What does the word 'Arab' mean though? There is no such thing as a 'pure' ethnic group. All of them are mixed. If these terms mean anything they are not ethnic, but cultural. An Arab today is an Arabic speaker. That is what it means.

Do you think that the Egyptians aren't Arab either because 'ethnically' they are almost certainly less so than the people in Palestine?

Devrim

RGacky3
20th March 2011, 11:11
Most ethnicities are nothing more than language groups, and when people speak the same language they tend to share more culturally, so thats it.

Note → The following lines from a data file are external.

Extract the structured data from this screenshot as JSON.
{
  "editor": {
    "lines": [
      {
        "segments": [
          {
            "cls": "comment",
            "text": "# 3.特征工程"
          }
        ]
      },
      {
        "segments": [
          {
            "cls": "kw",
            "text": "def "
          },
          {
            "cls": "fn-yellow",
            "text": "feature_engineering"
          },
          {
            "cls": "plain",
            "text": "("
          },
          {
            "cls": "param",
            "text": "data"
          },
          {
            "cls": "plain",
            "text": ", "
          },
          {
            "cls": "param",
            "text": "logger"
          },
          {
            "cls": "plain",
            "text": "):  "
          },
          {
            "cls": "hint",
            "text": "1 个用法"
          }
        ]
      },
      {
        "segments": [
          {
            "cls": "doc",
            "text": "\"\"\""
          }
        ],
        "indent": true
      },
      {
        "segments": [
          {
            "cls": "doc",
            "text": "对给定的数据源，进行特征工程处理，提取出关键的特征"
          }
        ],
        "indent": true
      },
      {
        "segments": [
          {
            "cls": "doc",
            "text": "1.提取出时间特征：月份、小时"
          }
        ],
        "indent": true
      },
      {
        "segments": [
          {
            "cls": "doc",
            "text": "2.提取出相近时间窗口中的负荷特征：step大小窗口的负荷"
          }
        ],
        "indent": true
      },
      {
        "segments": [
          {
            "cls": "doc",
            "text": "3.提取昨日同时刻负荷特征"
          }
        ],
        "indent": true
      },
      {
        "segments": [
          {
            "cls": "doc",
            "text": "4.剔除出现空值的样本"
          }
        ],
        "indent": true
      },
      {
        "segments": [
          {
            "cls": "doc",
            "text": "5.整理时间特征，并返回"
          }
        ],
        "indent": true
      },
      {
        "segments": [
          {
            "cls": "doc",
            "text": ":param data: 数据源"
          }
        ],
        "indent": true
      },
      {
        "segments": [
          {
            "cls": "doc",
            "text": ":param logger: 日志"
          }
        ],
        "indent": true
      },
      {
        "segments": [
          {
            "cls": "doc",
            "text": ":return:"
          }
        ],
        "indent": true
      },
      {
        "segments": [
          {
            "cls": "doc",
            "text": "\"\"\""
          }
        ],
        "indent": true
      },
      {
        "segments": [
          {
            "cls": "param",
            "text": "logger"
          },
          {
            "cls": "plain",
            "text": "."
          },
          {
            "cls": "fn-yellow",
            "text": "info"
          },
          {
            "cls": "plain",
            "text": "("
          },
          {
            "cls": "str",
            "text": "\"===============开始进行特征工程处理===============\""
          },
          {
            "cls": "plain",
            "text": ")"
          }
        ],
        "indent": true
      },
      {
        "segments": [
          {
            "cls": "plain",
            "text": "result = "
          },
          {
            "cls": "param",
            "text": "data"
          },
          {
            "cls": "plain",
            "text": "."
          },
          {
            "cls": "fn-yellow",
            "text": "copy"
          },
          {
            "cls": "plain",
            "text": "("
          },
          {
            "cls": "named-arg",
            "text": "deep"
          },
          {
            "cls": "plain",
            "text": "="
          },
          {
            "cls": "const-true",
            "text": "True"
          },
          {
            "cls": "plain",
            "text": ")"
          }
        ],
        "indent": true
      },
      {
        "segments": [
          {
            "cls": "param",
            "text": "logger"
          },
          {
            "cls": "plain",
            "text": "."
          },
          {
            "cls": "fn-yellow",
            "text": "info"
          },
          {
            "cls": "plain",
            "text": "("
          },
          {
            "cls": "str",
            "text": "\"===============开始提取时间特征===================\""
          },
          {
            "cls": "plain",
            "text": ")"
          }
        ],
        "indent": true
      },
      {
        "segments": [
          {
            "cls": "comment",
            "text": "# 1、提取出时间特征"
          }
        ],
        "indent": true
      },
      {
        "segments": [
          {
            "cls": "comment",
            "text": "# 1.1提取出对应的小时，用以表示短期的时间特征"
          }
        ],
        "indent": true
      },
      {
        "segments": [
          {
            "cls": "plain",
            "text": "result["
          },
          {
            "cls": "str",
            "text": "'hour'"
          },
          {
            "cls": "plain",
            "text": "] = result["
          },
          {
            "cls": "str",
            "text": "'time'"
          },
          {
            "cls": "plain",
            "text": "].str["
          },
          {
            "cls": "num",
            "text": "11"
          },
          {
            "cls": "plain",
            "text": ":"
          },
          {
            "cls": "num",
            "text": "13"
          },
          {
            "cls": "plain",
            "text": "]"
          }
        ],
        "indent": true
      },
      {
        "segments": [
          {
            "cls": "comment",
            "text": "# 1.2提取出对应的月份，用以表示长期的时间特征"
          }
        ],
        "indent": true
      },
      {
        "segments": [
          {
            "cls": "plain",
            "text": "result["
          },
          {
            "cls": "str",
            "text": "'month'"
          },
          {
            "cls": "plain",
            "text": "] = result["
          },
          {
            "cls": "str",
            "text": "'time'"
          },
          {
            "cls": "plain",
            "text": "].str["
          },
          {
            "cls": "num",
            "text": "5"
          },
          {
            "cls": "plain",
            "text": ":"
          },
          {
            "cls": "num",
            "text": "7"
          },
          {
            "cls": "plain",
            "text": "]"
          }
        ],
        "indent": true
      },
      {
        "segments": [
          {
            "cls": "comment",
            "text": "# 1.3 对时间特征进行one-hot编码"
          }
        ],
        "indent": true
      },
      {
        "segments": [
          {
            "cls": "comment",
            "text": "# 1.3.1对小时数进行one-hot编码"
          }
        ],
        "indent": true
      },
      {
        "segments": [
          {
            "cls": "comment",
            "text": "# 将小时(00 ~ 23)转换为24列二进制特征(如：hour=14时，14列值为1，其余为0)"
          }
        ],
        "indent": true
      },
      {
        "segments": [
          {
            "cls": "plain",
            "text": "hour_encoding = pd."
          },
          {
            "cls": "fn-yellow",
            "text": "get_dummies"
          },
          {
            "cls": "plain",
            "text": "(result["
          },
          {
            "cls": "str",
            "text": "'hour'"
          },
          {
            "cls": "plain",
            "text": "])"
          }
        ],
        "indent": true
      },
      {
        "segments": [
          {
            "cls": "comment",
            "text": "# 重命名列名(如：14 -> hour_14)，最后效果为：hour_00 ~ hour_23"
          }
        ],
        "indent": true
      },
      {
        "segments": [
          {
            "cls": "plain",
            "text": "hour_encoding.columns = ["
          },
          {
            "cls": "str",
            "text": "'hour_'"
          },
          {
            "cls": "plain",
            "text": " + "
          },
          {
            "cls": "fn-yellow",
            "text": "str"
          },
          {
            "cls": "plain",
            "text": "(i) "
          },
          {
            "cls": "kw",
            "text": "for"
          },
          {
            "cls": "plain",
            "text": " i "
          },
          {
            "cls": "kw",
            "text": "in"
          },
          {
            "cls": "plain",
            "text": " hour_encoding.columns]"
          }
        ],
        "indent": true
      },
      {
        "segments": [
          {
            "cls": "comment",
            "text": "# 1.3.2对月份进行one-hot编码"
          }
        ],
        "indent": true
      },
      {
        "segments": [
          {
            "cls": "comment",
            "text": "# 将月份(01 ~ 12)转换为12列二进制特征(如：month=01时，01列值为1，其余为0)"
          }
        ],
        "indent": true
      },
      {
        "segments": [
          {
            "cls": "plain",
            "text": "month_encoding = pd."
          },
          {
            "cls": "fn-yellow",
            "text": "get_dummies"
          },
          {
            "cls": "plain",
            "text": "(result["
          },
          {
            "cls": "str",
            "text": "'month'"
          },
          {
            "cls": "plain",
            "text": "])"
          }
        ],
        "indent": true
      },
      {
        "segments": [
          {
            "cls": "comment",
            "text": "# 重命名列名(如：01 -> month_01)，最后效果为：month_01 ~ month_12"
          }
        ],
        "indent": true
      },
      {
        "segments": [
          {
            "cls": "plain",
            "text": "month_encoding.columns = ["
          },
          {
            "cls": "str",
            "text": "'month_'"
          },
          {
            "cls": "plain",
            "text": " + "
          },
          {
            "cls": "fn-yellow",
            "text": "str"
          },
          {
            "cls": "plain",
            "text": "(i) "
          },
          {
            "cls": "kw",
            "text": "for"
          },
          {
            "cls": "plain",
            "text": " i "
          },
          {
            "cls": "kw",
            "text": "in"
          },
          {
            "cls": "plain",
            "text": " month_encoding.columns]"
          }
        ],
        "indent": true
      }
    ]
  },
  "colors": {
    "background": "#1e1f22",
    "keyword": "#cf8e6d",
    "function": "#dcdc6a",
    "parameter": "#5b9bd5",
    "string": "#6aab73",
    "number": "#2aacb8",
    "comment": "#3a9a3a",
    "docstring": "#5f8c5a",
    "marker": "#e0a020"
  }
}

It does'nt matter if its biological or not, ethnic hatred is JUST AS BAD as racial hatred.

ComradeMan
20th March 2011, 11:28
I'm not comfortable with any such terms. Judaism has perfectly acceptable tendencies which appear alongside deplorable ones, just like any other religion. .

With respect, it's not really about what you or I deem acceptable or not. A lot of historical Anti-Semitisim, at least in the West, was prima facie Anti-Judaism- i.e. religious and based on the accuasations of deicide etc- the "racial" part was secondary. In the 19th century, leading up to and culminating in the 20th century Nazi persecution of Jews this was situation was inverted and Anti-Semitism on a racial basis came to the fore with Anti-Judaism playing a secondary role. Like I said before, both are inevitably connected because of the ethno-religious nature of Judaism.